Tai Chi is an active meditation. The way that we think most often is that we judge, and assess, and analyze constantly. It’s a process that keeps us from being in the moment. Movement, on the other hand, happens in the now and brings you to the now.
Tai Chi and aging
Tai Chi is great for the aging process and for helping people retain flexibility in motion. Aging is just a description of the process of what happens when our bodies don’t regenerate. When our bodies fail to keep up with the ravages of the environment, most prominently gravity, which is working on us all the time. It’s just natural to our existence on this planet.
One of the reasons why the body sometimes fails to keep up with those environmental problems is that it’s out of balance. A body that is in harmony, that is balanced and in equilibrium, has the best chance of using its inherent nature to heal itself. The body that is out of balance, on the other hand, is less able to keep up with environmental ravages.
When we’re observing the aging process, what we’re really observing is a body-out-of-balance who’s struggling to keep up with the inevitable. What Tai Chi does is train you–it continuously brings you back into a balanced and harmonious state. The postures are based upon the physics of equilibrium so that even the martial aspect, the fighting aspect of Tai Chi, is about finding harmony.
A practice of love
The thing is, Tai Chi has the reputation of being boring. People are afraid they don’t have the balance, that they’re going to fall or look silly or feel self-conscious. But with Taijifit, we inject a little fun back into it. We create a community in which we work very hard. We create all kinds of conversations and events and environments in which we know that there will be no judgement. In which we know that there’s only love.
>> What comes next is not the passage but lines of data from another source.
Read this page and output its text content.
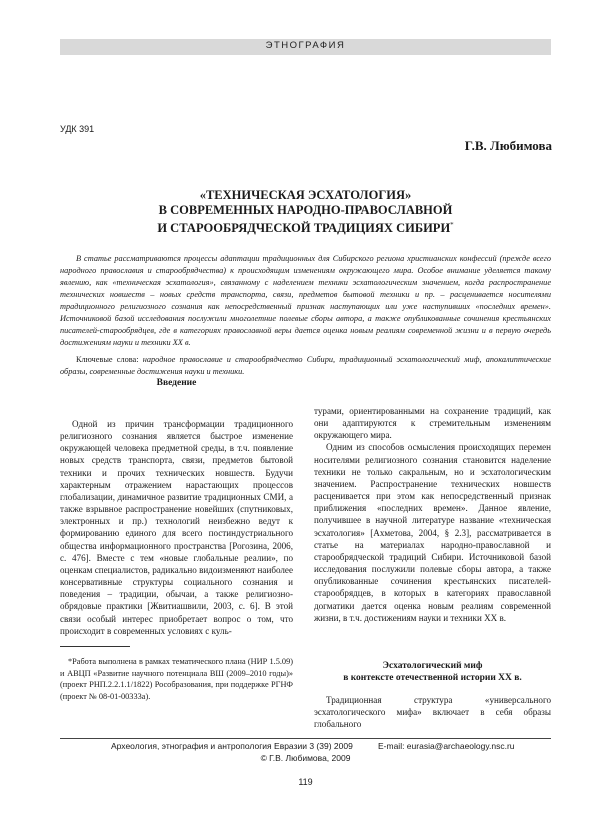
ЭТНОГРАФИЯ
УДК 391
Г.В. Любимова
«ТЕХНИЧЕСКАЯ ЭСХАТОЛОГИЯ»
В СОВРЕМЕННЫХ НАРОДНО-ПРАВОСЛАВНОЙ
И СТАРООБРЯДЧЕСКОЙ ТРАДИЦИЯХ СИБИРИ*
В статье рассматриваются процессы адаптации традиционных для Сибирского региона христианских конфессий (прежде всего народного православия и старообрядчества) к происходящим изменениям окружающего мира. Особое внимание уделяется такому явлению, как «техническая эсхатология», связанному с наделением техники эсхатологическим значением, когда распространение технических новшеств – новых средств транспорта, связи, предметов бытовой техники и пр. – расценивается носителями традиционного религиозного сознания как непосредственный признак наступающих или уже наступивших «последних времен». Источниковой базой исследования послужили многолетние полевые сборы автора, а также опубликованные сочинения крестьянских писателей-старообрядцев, где в категориях православной веры дается оценка новым реалиям современной жизни и в первую очередь достижениям науки и техники XX в.
Ключевые слова: народное православие и старообрядчество Сибири, традиционный эсхатологический миф, апокалиптические образы, современные достижения науки и техники.
Введение

Одной из причин трансформации традиционного религиозного сознания является быстрое изменение окружающей человека предметной среды, в т.ч. появление новых средств транспорта, связи, предметов бытовой техники и прочих технических новшеств. Будучи характерным отражением нарастающих процессов глобализации, динамичное развитие традиционных СМИ, а также взрывное распространение новейших (спутниковых, электронных и пр.) технологий неизбежно ведут к формированию единого для всего постиндустриального общества информационного пространства [Рогозина, 2006, с. 476]. Вместе с тем «новые глобальные реалии», по оценкам специалистов, радикально видоизменяют наиболее консервативные структуры социального сознания и поведения – традиции, обычаи, а также религиозно-обрядовые практики [Жвитиашвили, 2003, с. 6]. В этой связи особый интерес приобретает вопрос о том, что происходит в современных условиях с куль-

*Работа выполнена в рамках тематического плана (НИР 1.5.09) и АВЦП «Развитие научного потенциала ВШ (2009–2010 годы)» (проект РНП.2.2.1.1/1822) Рособразования, при поддержке РГНФ (проект № 08-01-00333а).

турами, ориентированными на сохранение традиций, как они адаптируются к стремительным изменениям окружающего мира.

Одним из способов осмысления происходящих перемен носителями религиозного сознания становится наделение техники не только сакральным, но и эсхатологическим значением. Распространение технических новшеств расценивается при этом как непосредственный признак приближения «последних времен». Данное явление, получившее в научной литературе название «техническая эсхатология» [Ахметова, 2004, § 2.3], рассматривается в статье на материалах народно-православной и старообрядческой традиций Сибири. Источниковой базой исследования послужили полевые сборы автора, а также опубликованные сочинения крестьянских писателей-старообрядцев, в которых в категориях православной догматики дается оценка новым реалиям современной жизни, в т.ч. достижениям науки и техники XX в.

Эсхатологический миф
в контексте отечественной истории XX в.

Традиционная структура «универсального эсхатологического мифа» включает в себя образы глобального

Археология, этнография и антропология Евразии 3 (39) 2009	E-mail: eurasia@archaeology.nsc.ru
© Г.В. Любимова, 2009
119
A philosophy and physical practice together
Tai Chi literally changed my life. I’ve got terrible genes in my family–emphysema, COPD, cancer, heart disease–and I’m so obnoxiously healthy it’s not even funny. Of course, I’m not immune to social pressures and the gravity of the world’s current situation, but Tai Chi is my guiding path, a philosophy and physical practice blended together. My work is my spiritual practice. There is nothing higher for me than getting up and doing it every morning. That is my prayer. That is my meditation.